Ce montage est-il économique ? « La solution proposée est plus chère de 5 à 10 % que le tout camion, admet Geert Pauwels, coordinateur du groupe fret SNCB, mais le client a fait le choix d’une stratégie de développement durable devant notamment aboutir au triplement de la part du rail dans ses transports, d’ici à 2015. » Dans le cadre de la politique de promotion du transport durable et du soutien au ferroviaire menés par le Service public fédéral (SPF) Mobilité et Transports, le dispositif bénéficie de subventions. « IFB a travaillé en collaboration étroite avec P&O afin de pouvoir offrir cette offre très commerciale, mais celle-ci n’aurait pas pu être proposée sans les subsides octroyés par l’État belge », précise Geert Pauwels.

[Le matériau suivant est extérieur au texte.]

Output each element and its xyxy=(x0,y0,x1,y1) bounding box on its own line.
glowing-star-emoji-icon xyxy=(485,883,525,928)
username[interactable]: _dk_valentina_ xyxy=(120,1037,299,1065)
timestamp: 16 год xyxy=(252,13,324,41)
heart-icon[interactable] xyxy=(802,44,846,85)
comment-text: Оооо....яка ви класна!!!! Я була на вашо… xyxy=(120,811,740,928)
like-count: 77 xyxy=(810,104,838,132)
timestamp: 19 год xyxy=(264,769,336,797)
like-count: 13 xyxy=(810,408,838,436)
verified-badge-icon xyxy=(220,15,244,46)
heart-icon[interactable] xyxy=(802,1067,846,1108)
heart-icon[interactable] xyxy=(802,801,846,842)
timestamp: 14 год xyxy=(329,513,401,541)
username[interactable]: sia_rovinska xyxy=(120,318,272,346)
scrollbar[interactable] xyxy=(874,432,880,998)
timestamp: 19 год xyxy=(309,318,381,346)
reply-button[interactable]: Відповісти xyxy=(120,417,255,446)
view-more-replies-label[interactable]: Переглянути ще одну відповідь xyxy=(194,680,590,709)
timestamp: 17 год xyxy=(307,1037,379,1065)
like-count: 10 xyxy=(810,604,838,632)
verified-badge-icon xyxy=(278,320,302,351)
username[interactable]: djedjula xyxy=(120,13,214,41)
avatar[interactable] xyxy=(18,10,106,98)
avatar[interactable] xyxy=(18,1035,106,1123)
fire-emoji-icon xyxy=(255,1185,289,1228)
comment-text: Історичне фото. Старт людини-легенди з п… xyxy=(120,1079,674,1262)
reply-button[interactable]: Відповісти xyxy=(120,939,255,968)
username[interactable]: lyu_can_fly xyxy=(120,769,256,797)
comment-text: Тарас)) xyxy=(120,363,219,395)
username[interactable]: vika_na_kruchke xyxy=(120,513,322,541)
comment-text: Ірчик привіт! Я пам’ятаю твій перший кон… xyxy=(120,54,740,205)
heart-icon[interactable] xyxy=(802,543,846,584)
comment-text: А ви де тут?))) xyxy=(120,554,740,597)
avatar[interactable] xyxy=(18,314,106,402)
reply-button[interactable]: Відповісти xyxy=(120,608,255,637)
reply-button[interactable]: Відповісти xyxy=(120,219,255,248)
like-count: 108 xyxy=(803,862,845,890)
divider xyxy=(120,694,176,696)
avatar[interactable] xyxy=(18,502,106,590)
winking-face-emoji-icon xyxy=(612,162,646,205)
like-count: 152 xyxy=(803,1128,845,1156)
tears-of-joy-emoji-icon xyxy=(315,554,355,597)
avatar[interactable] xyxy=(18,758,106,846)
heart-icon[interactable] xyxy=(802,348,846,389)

En outre, P&G a joué la carte de la massification, levier indispensable à la réussite d’une telle chaîne logistique. « Le client a regroupé certains transports afin de pouvoir mettre en place ce trafic ferroviaire, souligne Geert Pauwels : le contrat bisannuel mentionne un flux de 270 EVP par semaine, nous attendons ainsi un volume minimum de notre client, afin de rendre ce trafic rentable. »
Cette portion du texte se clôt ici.